Credit availability has improved as the economy has begun to find its way. However, the NFIB said approximately 65% of its survey respondents were disinterested in new debt funding. Only one percent of business owners said finding credit was their biggest problem. 29% said they borrow on a regular basis. The most important question for business owners is how hard is credit to come by today. A net of 9% of those regular borrowers said that loans were harder to get, not easier. Also, a net greater number of owners expect credit to be harder to come by in the future. Regarding capital spending, the NFIB confirmed that most companies were operating in "maintenance mode," or just spending enough to keep their current operations fresh. The percentage of owners planning capital outlays for the next six months was 20%.
I asked a few business owners if they noted increasing credit card usage by customers. Regina Katopodis, Co-Owner and Manager of Artopolis, a thriving bakery and patisserie in the heart of Astoria, New York, said, "There are more, and we don't mind." She continued, "We understand times are tough, and so we have always accommodated our credit card paying customers by having no minimum spend limit. Someone can buy a cup of coffee on credit, and even though it impacts our profit margins, seeing people through tough times is more important to us."
The handful of small business people I spoke with in New York were generally more positive than what the NFIB data indicates about sentiment nationally, but maybe that says something about busy New Yorkers and a certain level of optimism that exists here. The New York population center is going to be busier than other areas, because it replenishes itself. When a company goes out of business here, it tends to be replaced by a new firm with bright ideas. Likewise, vacated apartments are quickly filled by newcomers with new jobs. As a result, the big city may sink a bit in recession, but it always resurfaces before long with new vibrancy. When asked about the economy and business conditions in 2013, the New York respondents were more optimistic than what was seen nationally, and I think that's why.

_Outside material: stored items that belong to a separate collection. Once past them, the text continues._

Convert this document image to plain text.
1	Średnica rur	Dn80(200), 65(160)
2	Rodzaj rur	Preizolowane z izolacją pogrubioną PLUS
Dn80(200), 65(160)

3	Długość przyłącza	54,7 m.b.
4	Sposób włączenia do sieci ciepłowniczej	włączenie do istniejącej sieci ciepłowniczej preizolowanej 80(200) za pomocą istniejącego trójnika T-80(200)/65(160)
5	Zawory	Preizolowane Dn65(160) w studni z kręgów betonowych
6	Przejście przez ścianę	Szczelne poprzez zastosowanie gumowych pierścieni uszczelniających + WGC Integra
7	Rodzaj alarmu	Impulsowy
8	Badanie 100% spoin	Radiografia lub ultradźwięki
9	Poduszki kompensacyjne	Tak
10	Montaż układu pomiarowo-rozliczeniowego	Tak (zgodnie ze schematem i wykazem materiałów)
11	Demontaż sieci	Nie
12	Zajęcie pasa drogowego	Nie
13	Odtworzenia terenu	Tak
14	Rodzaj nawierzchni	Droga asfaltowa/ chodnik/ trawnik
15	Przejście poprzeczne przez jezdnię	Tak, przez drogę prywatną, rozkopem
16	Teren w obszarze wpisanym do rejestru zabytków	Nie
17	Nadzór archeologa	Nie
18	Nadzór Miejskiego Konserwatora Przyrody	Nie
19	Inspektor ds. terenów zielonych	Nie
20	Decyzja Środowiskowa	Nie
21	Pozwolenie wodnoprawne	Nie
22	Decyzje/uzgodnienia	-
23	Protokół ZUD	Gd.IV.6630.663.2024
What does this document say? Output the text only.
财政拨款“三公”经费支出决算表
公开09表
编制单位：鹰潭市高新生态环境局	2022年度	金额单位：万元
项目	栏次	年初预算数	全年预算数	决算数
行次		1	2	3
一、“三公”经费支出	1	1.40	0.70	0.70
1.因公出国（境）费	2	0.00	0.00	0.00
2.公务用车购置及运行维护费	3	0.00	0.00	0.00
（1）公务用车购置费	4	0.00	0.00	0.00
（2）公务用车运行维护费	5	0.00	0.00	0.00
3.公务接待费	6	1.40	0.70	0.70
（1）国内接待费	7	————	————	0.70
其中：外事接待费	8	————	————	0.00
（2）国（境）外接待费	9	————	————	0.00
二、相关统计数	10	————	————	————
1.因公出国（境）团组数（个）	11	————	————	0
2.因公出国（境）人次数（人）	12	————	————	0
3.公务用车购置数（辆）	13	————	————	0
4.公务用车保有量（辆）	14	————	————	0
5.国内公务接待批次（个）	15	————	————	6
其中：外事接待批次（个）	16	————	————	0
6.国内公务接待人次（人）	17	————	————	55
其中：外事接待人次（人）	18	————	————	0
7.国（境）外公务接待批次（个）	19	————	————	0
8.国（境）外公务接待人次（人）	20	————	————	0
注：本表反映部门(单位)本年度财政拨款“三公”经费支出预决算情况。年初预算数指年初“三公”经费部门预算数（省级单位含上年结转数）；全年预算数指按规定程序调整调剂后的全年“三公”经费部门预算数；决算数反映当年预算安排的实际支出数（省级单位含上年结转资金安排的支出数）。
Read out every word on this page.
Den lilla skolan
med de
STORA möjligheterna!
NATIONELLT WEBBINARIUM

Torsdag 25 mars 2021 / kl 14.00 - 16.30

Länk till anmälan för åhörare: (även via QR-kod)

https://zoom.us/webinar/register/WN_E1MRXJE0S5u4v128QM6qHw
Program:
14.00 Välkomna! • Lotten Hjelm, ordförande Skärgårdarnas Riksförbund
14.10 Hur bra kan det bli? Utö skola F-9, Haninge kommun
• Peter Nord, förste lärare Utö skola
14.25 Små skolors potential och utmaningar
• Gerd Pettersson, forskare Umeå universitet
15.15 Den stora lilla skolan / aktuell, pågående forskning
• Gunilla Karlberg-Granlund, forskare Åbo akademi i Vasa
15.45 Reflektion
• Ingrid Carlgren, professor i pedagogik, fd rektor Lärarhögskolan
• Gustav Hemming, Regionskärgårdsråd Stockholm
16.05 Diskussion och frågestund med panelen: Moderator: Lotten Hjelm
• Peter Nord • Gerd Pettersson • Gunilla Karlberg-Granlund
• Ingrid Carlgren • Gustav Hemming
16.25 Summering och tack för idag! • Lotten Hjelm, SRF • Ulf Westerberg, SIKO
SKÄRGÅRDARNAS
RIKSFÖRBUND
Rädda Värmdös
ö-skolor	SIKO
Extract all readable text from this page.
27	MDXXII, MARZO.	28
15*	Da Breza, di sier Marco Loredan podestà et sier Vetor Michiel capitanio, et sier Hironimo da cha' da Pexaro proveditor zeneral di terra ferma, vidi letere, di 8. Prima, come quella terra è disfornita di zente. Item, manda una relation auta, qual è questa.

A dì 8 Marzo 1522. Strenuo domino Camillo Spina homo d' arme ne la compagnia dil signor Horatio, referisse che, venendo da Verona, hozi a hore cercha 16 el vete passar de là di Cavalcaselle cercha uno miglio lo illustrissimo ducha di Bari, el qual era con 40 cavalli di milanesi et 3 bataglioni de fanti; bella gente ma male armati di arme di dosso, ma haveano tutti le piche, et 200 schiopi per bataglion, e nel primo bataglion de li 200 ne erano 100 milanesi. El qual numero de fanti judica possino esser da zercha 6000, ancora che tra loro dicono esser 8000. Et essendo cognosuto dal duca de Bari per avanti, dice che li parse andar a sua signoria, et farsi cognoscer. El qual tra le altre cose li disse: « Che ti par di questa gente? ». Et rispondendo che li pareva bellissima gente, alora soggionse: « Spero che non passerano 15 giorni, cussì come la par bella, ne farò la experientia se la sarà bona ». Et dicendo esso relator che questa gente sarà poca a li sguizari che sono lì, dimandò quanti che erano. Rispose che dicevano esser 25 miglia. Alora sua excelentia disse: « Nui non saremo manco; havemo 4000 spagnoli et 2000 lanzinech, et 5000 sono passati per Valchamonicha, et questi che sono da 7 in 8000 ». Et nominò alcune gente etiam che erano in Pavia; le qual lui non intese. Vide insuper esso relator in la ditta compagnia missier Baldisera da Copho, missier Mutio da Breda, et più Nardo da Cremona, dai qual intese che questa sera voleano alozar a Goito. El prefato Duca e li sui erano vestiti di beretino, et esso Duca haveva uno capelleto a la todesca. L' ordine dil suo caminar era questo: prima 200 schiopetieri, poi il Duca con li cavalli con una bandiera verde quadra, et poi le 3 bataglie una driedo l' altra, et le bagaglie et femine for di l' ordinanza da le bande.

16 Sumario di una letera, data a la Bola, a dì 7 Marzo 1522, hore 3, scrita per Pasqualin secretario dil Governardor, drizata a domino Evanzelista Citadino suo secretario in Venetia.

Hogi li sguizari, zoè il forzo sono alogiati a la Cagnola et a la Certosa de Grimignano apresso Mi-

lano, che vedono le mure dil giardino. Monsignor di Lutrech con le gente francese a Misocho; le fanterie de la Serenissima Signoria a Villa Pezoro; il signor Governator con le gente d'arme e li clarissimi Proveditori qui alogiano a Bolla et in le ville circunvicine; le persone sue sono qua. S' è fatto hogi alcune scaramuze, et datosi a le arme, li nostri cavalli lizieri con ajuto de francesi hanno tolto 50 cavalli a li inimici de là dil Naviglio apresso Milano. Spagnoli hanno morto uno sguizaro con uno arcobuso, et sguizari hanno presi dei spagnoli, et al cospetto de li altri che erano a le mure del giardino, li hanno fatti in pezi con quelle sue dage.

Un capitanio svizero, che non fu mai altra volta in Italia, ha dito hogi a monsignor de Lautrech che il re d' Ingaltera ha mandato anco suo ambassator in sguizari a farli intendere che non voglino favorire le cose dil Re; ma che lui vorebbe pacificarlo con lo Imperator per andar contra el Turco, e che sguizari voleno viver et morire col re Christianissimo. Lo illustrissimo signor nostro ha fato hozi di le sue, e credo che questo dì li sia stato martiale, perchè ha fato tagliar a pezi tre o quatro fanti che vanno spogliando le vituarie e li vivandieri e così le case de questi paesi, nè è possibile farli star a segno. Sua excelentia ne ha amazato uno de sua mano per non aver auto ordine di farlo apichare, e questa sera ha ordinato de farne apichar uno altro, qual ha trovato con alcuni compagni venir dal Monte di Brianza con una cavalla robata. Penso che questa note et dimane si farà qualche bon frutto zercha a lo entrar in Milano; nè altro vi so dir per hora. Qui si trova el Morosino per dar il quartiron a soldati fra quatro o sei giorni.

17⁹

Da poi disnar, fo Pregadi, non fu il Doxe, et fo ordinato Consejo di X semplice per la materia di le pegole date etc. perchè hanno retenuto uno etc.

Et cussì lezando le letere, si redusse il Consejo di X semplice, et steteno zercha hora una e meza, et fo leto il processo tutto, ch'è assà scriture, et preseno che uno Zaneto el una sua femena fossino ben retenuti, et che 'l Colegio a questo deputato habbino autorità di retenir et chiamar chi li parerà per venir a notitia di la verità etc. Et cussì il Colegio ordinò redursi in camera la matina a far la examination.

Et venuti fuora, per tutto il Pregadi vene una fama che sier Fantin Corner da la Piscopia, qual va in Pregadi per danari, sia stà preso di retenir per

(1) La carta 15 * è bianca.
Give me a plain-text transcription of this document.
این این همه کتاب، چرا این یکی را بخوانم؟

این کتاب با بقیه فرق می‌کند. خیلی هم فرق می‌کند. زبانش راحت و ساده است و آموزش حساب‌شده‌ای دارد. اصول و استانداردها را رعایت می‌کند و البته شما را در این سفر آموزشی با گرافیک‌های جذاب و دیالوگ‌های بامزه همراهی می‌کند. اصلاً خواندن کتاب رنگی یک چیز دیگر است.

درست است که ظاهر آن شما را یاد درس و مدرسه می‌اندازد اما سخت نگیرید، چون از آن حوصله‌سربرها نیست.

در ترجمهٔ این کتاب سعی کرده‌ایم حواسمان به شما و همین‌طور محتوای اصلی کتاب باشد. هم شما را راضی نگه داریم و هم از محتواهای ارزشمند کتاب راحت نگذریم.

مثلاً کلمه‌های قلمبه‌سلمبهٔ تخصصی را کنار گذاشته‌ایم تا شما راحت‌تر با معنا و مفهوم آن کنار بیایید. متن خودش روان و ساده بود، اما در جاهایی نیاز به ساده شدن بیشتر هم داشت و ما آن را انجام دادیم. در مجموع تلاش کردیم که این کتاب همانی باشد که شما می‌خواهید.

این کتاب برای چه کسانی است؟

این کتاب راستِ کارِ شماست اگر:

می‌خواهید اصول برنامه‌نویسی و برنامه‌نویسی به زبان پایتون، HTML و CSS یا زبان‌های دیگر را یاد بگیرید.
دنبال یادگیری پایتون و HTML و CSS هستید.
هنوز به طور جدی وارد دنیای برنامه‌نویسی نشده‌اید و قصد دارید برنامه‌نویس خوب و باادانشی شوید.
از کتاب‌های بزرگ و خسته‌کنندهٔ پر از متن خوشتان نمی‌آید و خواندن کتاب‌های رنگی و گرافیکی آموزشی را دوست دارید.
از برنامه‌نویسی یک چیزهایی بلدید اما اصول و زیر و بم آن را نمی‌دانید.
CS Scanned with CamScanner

When the next NFIB report reaches the wire this month, I expect the data will show improvement. It should benefit from the passing of the fiscal cliff fiasco and debt ceiling mitigation. The ongoing real estate recovery and the nascent stock market rally, with the SPDR S&P 500 (SPY) and the SPDR Dow Jones Industrial Average (DIA) gaining in the mid-single digits in January, should likewise be supportive of sentiment.